The company also has 3,500 Ezycolour stores. These offer more limited consulting, with a kiosk and a few tools to help the consumer but not necessarily a colour consultant because that is more expensive. "We are convinced that the only way to retain the consumer is by offering the consumer the best products, and the best way to select products - both for quality and use and for decor," says Anand.
Going ahead, Asian Paints plans to add around 300 more Colour Ideas stores in the next three to five years. "We will have many more products both in paints and non-paints to facilitate decor," says Anand. "And we will attempt to move into services even more than we already are." The company is also building up its manufacturing capabilities. It is doubling production capacity of its Rohtak plant from 2 lakh kl to 4 lakh kl per annum, by March 2016, and is modernising its older plants at Ankleshwar in Gujarat and Kasna in UP. It has also signed an MoU with the Andhra Pradesh government to set up a 4 lakh kl per annum greenfield paint manufacturing plant in Vishakapatnam at an investment of Rs 1,750 crore.
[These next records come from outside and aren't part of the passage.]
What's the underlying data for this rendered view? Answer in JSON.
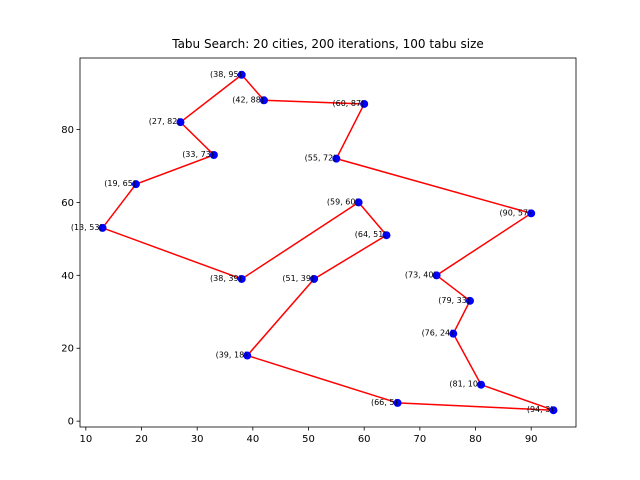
{
  "chart_data": {
    "type": "scatter",
    "title": "Tabu Search: 20 cities, 200 iterations, 100 tabu size",
    "xlabel": "",
    "ylabel": "",
    "xlim": [
      8.95,
      98.05
    ],
    "ylim": [
      -1.6,
      99.6
    ],
    "xticks": [
      10,
      20,
      30,
      40,
      50,
      60,
      70,
      80,
      90
    ],
    "yticks": [
      0,
      20,
      40,
      60,
      80
    ],
    "grid": false,
    "colors": {
      "points": "#0000ff",
      "route": "#ff0000"
    },
    "points": [
      {
        "x": 38,
        "y": 95,
        "label": "(38, 95)"
      },
      {
        "x": 42,
        "y": 88,
        "label": "(42, 88)"
      },
      {
        "x": 60,
        "y": 87,
        "label": "(60, 87)"
      },
      {
        "x": 27,
        "y": 82,
        "label": "(27, 82)"
      },
      {
        "x": 33,
        "y": 73,
        "label": "(33, 73)"
      },
      {
        "x": 55,
        "y": 72,
        "label": "(55, 72)"
      },
      {
        "x": 19,
        "y": 65,
        "label": "(19, 65)"
      },
      {
        "x": 59,
        "y": 60,
        "label": "(59, 60)"
      },
      {
        "x": 90,
        "y": 57,
        "label": "(90, 57)"
      },
      {
        "x": 13,
        "y": 53,
        "label": "(13, 53)"
      },
      {
        "x": 64,
        "y": 51,
        "label": "(64, 51)"
      },
      {
        "x": 73,
        "y": 40,
        "label": "(73, 40)"
      },
      {
        "x": 38,
        "y": 39,
        "label": "(38, 39)"
      },
      {
        "x": 51,
        "y": 39,
        "label": "(51, 39)"
      },
      {
        "x": 79,
        "y": 33,
        "label": "(79, 33)"
      },
      {
        "x": 76,
        "y": 24,
        "label": "(76, 24)"
      },
      {
        "x": 39,
        "y": 18,
        "label": "(39, 18)"
      },
      {
        "x": 81,
        "y": 10,
        "label": "(81, 10)"
      },
      {
        "x": 66,
        "y": 5,
        "label": "(66, 5)"
      },
      {
        "x": 94,
        "y": 3,
        "label": "(94, 3)"
      }
    ],
    "route": [
      [
        38,
        95
      ],
      [
        42,
        88
      ],
      [
        60,
        87
      ],
      [
        55,
        72
      ],
      [
        90,
        57
      ],
      [
        73,
        40
      ],
      [
        79,
        33
      ],
      [
        76,
        24
      ],
      [
        81,
        10
      ],
      [
        94,
        3
      ],
      [
        66,
        5
      ],
      [
        39,
        18
      ],
      [
        51,
        39
      ],
      [
        64,
        51
      ],
      [
        59,
        60
      ],
      [
        38,
        39
      ],
      [
        13,
        53
      ],
      [
        19,
        65
      ],
      [
        33,
        73
      ],
      [
        27,
        82
      ],
      [
        38,
        95
      ]
    ]
  }
}
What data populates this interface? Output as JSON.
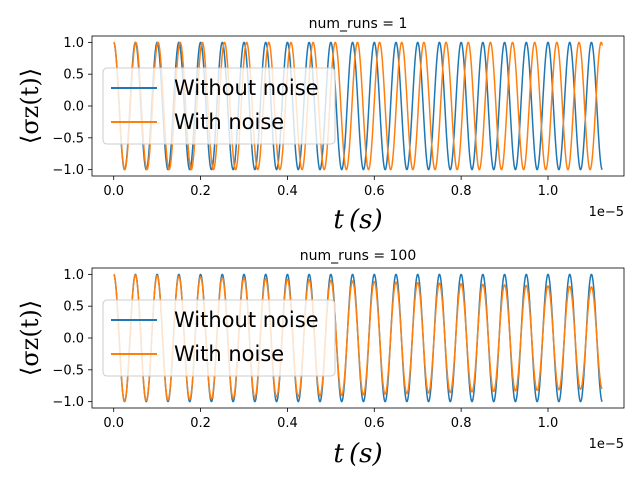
{
  "chart_data": [
    {
      "type": "line",
      "title": "num_runs = 1",
      "xlabel": "t (s)",
      "ylabel": "⟨σz(t)⟩",
      "x_offset_label": "1e−5",
      "xlim": [
        -0.05,
        1.175
      ],
      "ylim": [
        -1.1,
        1.1
      ],
      "xticks": [
        0.0,
        0.2,
        0.4,
        0.6,
        0.8,
        1.0
      ],
      "xtick_labels": [
        "0.0",
        "0.2",
        "0.4",
        "0.6",
        "0.8",
        "1.0"
      ],
      "yticks": [
        1.0,
        0.5,
        0.0,
        -0.5,
        -1.0
      ],
      "ytick_labels": [
        "1.0",
        "0.5",
        "0.0",
        "−0.5",
        "−1.0"
      ],
      "legend_position": "center-left",
      "x_range": [
        0.0,
        1.125
      ],
      "series": [
        {
          "name": "Without noise",
          "color": "#1f77b4",
          "frequency": 20.0,
          "damping": 0.0
        },
        {
          "name": "With noise",
          "color": "#ff7f0e",
          "frequency": 19.6,
          "damping": 0.0
        }
      ]
    },
    {
      "type": "line",
      "title": "num_runs = 100",
      "xlabel": "t (s)",
      "ylabel": "⟨σz(t)⟩",
      "x_offset_label": "1e−5",
      "xlim": [
        -0.05,
        1.175
      ],
      "ylim": [
        -1.1,
        1.1
      ],
      "xticks": [
        0.0,
        0.2,
        0.4,
        0.6,
        0.8,
        1.0
      ],
      "xtick_labels": [
        "0.0",
        "0.2",
        "0.4",
        "0.6",
        "0.8",
        "1.0"
      ],
      "yticks": [
        1.0,
        0.5,
        0.0,
        -0.5,
        -1.0
      ],
      "ytick_labels": [
        "1.0",
        "0.5",
        "0.0",
        "−0.5",
        "−1.0"
      ],
      "legend_position": "center-left",
      "x_range": [
        0.0,
        1.125
      ],
      "series": [
        {
          "name": "Without noise",
          "color": "#1f77b4",
          "frequency": 20.0,
          "damping": 0.0
        },
        {
          "name": "With noise",
          "color": "#ff7f0e",
          "frequency": 20.0,
          "damping": 0.2
        }
      ]
    }
  ]
}
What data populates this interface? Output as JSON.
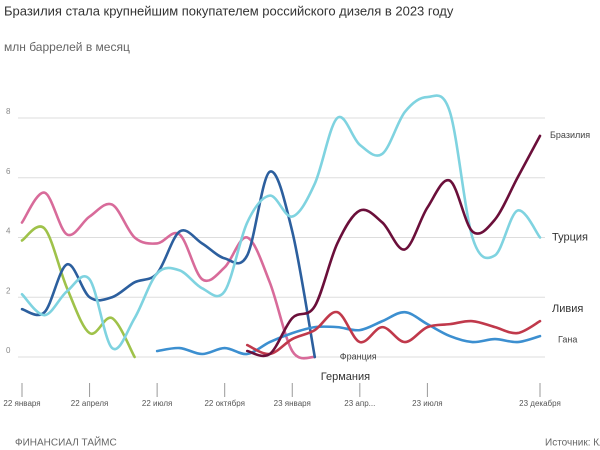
{
  "chart_data": {
    "type": "line",
    "title": "Бразилия стала крупнейшим покупателем российского дизеля в 2023 году",
    "subtitle": "млн баррелей в месяц",
    "categories": [
      "22 января",
      null,
      null,
      "22 апреля",
      null,
      null,
      "22 июля",
      null,
      null,
      "22 октября",
      null,
      null,
      "23 января",
      null,
      null,
      "23 апр...",
      null,
      null,
      "23 июля",
      null,
      null,
      null,
      null,
      "23 декабря"
    ],
    "ylim": [
      0,
      8.5
    ],
    "yticks": [
      0,
      2,
      4,
      6,
      8
    ],
    "grid": true,
    "series": [
      {
        "name": "Бразилия",
        "color": "#6b0f3a",
        "values": [
          null,
          null,
          null,
          null,
          null,
          null,
          null,
          null,
          null,
          null,
          0.2,
          0.1,
          1.3,
          1.7,
          3.8,
          4.9,
          4.5,
          3.6,
          5.0,
          5.9,
          4.2,
          4.6,
          6.0,
          7.4
        ]
      },
      {
        "name": "Турция",
        "color": "#7fd3e0",
        "values": [
          2.1,
          1.4,
          2.2,
          2.6,
          0.3,
          1.3,
          2.8,
          2.9,
          2.3,
          2.2,
          4.5,
          5.4,
          4.7,
          5.8,
          8.0,
          7.1,
          6.8,
          8.2,
          8.7,
          8.2,
          4.0,
          3.4,
          4.9,
          4.0
        ]
      },
      {
        "name": "Ливия",
        "color": "#c0394b",
        "values": [
          null,
          null,
          null,
          null,
          null,
          null,
          null,
          null,
          null,
          null,
          0.4,
          0.1,
          0.6,
          0.9,
          1.5,
          0.5,
          1.0,
          0.5,
          1.0,
          1.1,
          1.2,
          1.0,
          0.8,
          1.2
        ]
      },
      {
        "name": "Гана",
        "color": "#3c8fd0",
        "values": [
          null,
          null,
          null,
          null,
          null,
          null,
          0.2,
          0.3,
          0.1,
          0.3,
          0.1,
          0.5,
          0.8,
          1.0,
          1.0,
          0.9,
          1.2,
          1.5,
          1.1,
          0.7,
          0.5,
          0.6,
          0.5,
          0.7
        ]
      },
      {
        "name": "Франция",
        "color": "#d86b9a",
        "values": [
          4.5,
          5.5,
          4.1,
          4.7,
          5.1,
          4.0,
          3.8,
          4.1,
          2.6,
          3.0,
          4.0,
          2.5,
          0.2,
          0.0,
          null,
          null,
          null,
          null,
          null,
          null,
          null,
          null,
          null,
          null
        ]
      },
      {
        "name": "Германия",
        "color": "#2c5f9e",
        "values": [
          1.6,
          1.5,
          3.1,
          2.0,
          2.0,
          2.5,
          2.8,
          4.2,
          3.8,
          3.3,
          3.4,
          6.2,
          4.2,
          0.0,
          null,
          null,
          null,
          null,
          null,
          null,
          null,
          null,
          null,
          null
        ]
      },
      {
        "color": "#9fc24a",
        "values": [
          3.9,
          4.3,
          2.3,
          0.8,
          1.3,
          0.0,
          null,
          null,
          null,
          null,
          null,
          null,
          null,
          null,
          null,
          null,
          null,
          null,
          null,
          null,
          null,
          null,
          null,
          null
        ]
      }
    ]
  },
  "footer": {
    "brand": "ФИНАНСИАЛ ТАЙМС",
    "source": "Источник: Клле"
  }
}
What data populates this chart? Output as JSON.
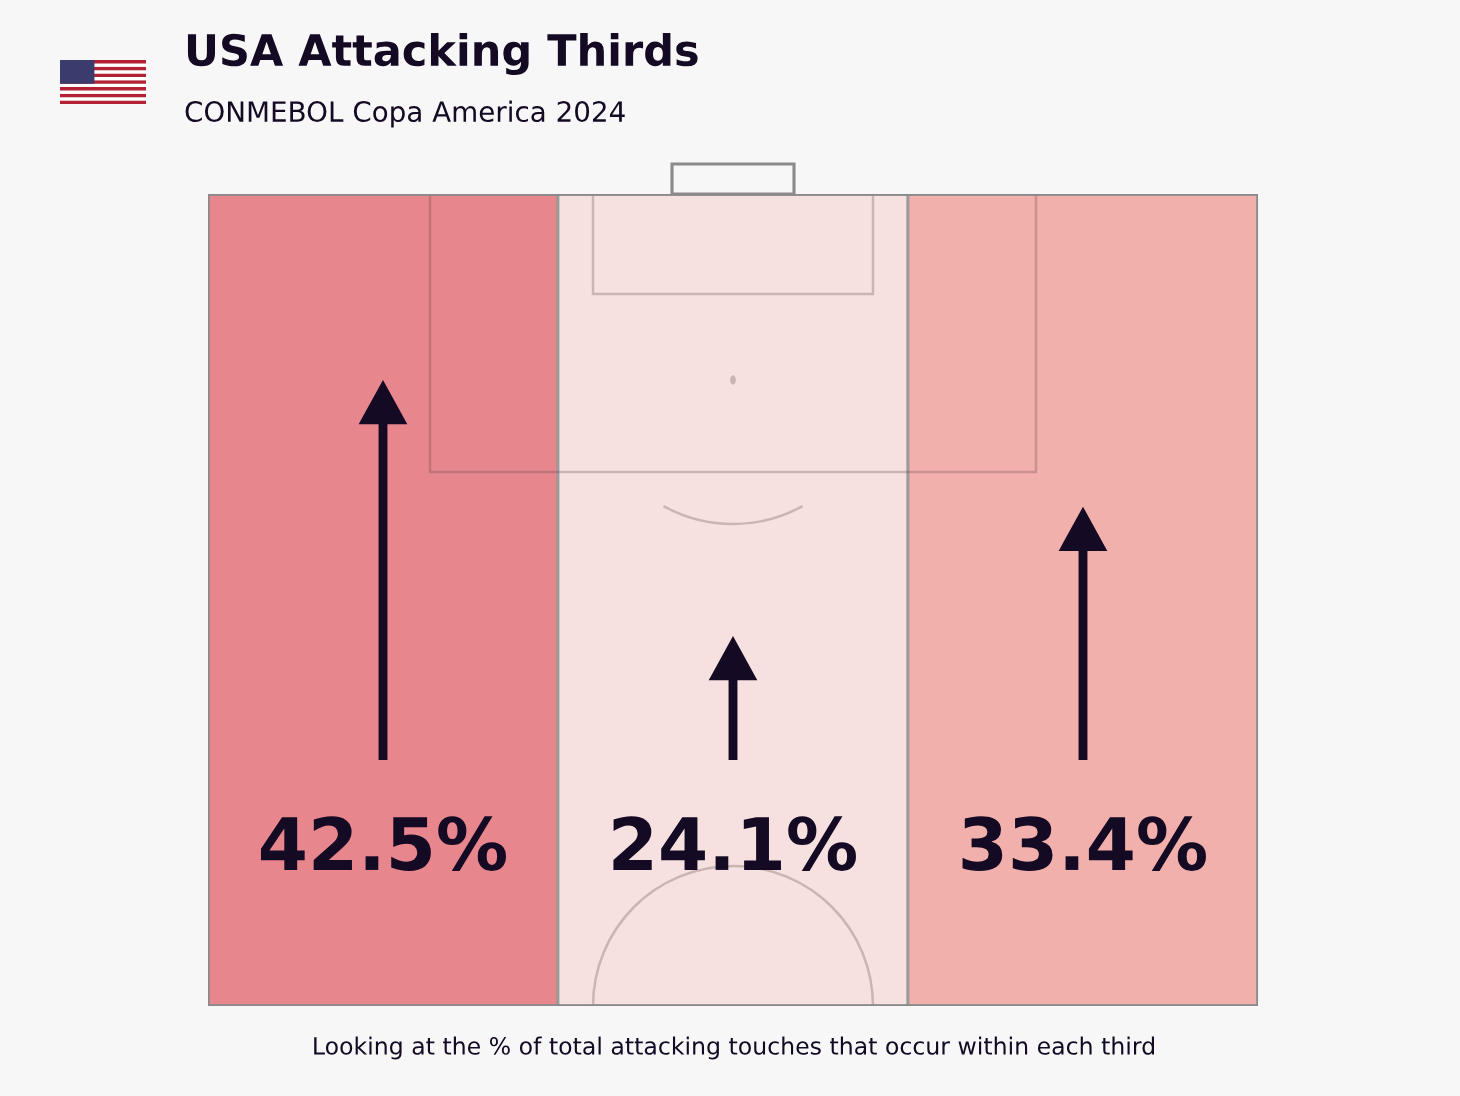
{
  "chart_data": {
    "type": "other",
    "title": "USA Attacking Thirds",
    "subtitle": "CONMEBOL Copa America 2024",
    "categories": [
      null,
      null,
      null
    ],
    "values": [
      42.5,
      24.1,
      33.4
    ],
    "value_labels": [
      "42.5%",
      "24.1%",
      "33.4%"
    ],
    "colors": [
      "#e8868d",
      "#f7e1e0",
      "#f2b0ac"
    ],
    "annotations": [
      "Looking at the % of total attacking touches that occur within each third"
    ]
  }
}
"I see two possible upsides (for the industry) - if there is a reduction in interest rates and residential construction cycle picks up," says Singhi. The second upside, he says, is the possible replication in mid-tier cities of the premiumisation trend - consumers upgrading from unorganised paint to distemper to emulsion - seen in the top cities.
Anand is bullish. "Per capita paint consumption in India is about 2.5 litre per person per annum; in the US it's about 15-20 litre; world average is 7-8 litre. As the economy grows, the Indian paints market will easily become three to four times the size it is today." Maybe then, he won't call Asian Paints "a small paint company".